Update Lebensversicherungsunternehmen Mai 2019 (Teil II)

Nettoverzinsung nähert sich Realität an, leicht positive Marktwertrendite

Lebensversicherung (Bildquelle: Gajusi/iStock/Getty Images Plus)

2018 wurde die Berechnungsmethodik zur Stärkung der Zinszusatzreserve geändert. Dies hat zur Folge, dass die Lebensversicherungsunternehmen die Deckungsrückstellung mit gut sechs Milliarden Euro deutlich weniger pauschal aufstocken mussten als in den Vorjahren. 2017 waren noch mehr als 18 Milliarden und ohne Anpassung der Berechnungsmethodik wären für 2018 wohl mehr als 20 Milliarden notwendig gewesen.

In den vergangenen Jahren deckten die Lebensversicherer zur Finanzierung dieser Zinszusatzreserve umfangreich stille Reserven auf. Dies hob die Nettoverzinsung auf ein „unnatürliches“ Niveau von rund 4,5 Prozent. 2018 hat sich dies normalisiert. Im Mittel aller untersuchten Lebensversicherungsunternehmen mit einem Mindestanlagevolumen von einer Milliarde Euro betrug die Nettoverzinsung 3,3 Prozent. Die Werte reichen von 2,4 bis 4,2 Prozent. Im Vorjahr lag der Wert noch bei 4,4 Prozent.

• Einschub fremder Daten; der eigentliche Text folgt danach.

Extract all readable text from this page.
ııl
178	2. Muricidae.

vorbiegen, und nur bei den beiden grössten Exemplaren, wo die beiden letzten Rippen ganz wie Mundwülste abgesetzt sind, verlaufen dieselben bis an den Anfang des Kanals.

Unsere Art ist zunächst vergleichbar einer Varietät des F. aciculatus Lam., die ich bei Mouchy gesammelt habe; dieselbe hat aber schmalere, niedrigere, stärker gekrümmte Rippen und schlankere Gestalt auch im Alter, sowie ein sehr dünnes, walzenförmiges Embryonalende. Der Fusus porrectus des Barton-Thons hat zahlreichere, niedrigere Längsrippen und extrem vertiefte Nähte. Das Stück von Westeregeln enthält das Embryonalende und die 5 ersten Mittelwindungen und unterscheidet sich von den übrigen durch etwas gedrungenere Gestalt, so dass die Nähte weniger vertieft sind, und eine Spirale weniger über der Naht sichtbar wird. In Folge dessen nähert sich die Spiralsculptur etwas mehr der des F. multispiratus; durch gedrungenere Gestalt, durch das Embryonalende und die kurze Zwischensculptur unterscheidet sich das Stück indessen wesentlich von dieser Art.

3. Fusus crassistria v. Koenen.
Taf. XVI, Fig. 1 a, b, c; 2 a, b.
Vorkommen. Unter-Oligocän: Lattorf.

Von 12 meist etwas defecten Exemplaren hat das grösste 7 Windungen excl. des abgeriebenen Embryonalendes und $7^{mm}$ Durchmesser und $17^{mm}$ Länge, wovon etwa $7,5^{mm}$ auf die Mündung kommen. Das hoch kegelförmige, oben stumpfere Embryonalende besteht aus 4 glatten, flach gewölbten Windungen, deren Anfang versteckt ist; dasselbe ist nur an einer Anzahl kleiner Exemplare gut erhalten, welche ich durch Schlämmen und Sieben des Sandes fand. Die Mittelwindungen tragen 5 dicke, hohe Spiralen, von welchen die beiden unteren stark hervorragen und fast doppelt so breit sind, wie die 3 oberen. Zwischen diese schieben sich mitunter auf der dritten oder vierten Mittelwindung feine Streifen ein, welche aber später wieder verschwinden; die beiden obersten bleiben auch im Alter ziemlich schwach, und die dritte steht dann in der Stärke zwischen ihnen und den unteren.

Die laufende Durchschnittsverzinsung – ohne Berücksichtigung außerordentlicher Erträge und Aufwendungen – ist 2018 weiter auf durchschnittlich rund 2,8 Prozent gesunken (Vorjahr 3,2).

Die stillen Reserven sind 2018 performancebedingt um rund ein Fünftel abgeschmolzen. Auf der Basis von Marktwerten lag das Renditeniveau gleichgewichtet deshalb deutlich unterhalb der Nettoverzinsung, aber noch knapp im positiven Bereich (Median 0,7 Prozent). Hier reichten die Einzelergebnisse von -1,2 bis +5 Prozent. Ein Fünftel der Unternehmen erzielte eine negative Performance.

Die fondgebundenen Verträge erzielten 2018 im Mittel eine marktwertbasierte Performance von -9 Prozent.